In the opening game of their warm-up three-match series in Lahore, Australia lost by 22 runs after being mostly smothered by the hosts’ superb four-pronged spin attack. Zampa was Australia’s best player.
With big guns like Pat Cummins, Josh Hazlewood, Glenn Maxwell, Nathan Ellis, and Tim David who aren’t in Pakistan, as well as captain Mitchell Marsh, Josh Inglis, and Marcus Stoinis who were rested from the first game against Pakistan, Australia will be a very different team going into the opening World Cup match against Ireland in Colombo on February 11. Zampa, who took 4 for 24 to ensure it was a competitive affair, acknowledges this.
Additionally, he is certain that Australia will benefit greatly from their experience with the sluggish, low conditions that a shadow team, including three T20I debutants, found so challenging to handle in Lahore during a World Cup where conditions will be very different between the Sri Lankan and Indian venues.

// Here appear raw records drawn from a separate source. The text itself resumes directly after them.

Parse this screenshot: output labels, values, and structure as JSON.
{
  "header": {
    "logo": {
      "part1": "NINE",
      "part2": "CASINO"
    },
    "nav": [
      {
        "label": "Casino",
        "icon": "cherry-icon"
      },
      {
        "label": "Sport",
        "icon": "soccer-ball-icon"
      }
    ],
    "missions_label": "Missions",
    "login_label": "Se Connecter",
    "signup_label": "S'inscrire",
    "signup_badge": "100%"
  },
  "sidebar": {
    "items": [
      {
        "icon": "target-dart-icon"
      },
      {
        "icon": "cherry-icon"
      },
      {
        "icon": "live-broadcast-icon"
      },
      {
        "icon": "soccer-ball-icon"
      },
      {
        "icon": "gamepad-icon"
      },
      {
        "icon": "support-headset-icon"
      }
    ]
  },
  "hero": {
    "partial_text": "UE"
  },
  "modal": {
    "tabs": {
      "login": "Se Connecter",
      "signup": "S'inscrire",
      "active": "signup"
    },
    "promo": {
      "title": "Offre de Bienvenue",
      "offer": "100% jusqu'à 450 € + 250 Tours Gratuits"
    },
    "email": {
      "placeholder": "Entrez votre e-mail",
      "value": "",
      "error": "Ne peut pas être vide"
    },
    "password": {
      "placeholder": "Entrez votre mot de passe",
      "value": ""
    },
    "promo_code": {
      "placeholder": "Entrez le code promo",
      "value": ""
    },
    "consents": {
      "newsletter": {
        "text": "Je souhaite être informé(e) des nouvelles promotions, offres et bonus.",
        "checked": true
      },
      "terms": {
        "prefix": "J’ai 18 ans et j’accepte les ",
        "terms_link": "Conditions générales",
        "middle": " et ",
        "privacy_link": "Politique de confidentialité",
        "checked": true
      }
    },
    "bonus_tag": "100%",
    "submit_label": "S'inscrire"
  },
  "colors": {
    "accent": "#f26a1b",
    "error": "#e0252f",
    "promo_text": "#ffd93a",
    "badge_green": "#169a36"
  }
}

Asked if he felt the Lahore loss was an indication of what was to come at the World Cup, Zampa said: “Definitely in Sri Lanka. If anything, the challenge in Pakistan is the low bounce; in Sri Lanka it probably spins and bounces a little bit more.
“Tonight, I think the challenge was definitely slow off the wicket, and then the low bounce gets you on the bottom of the bat. It’s pretty alien for some of the young guys, particularly, in the group.
“Obviously, we’ve got a very different squad in this series as to what we’ll have in the World Cup. A lot more experience comes back then, but exposing those guys in the middle order, particularly to conditions like those tonight, it’s going to be good for them the long run.
“The conditions will change throughout the World Cup. The first stage of the tournament, particularly in Sri Lanka, the spinners will play a huge role, but it’ll change, definitely in India, where my experience is that it’s totally different — good batting wickets as you’ve seen in the latest series with New Zealand there.”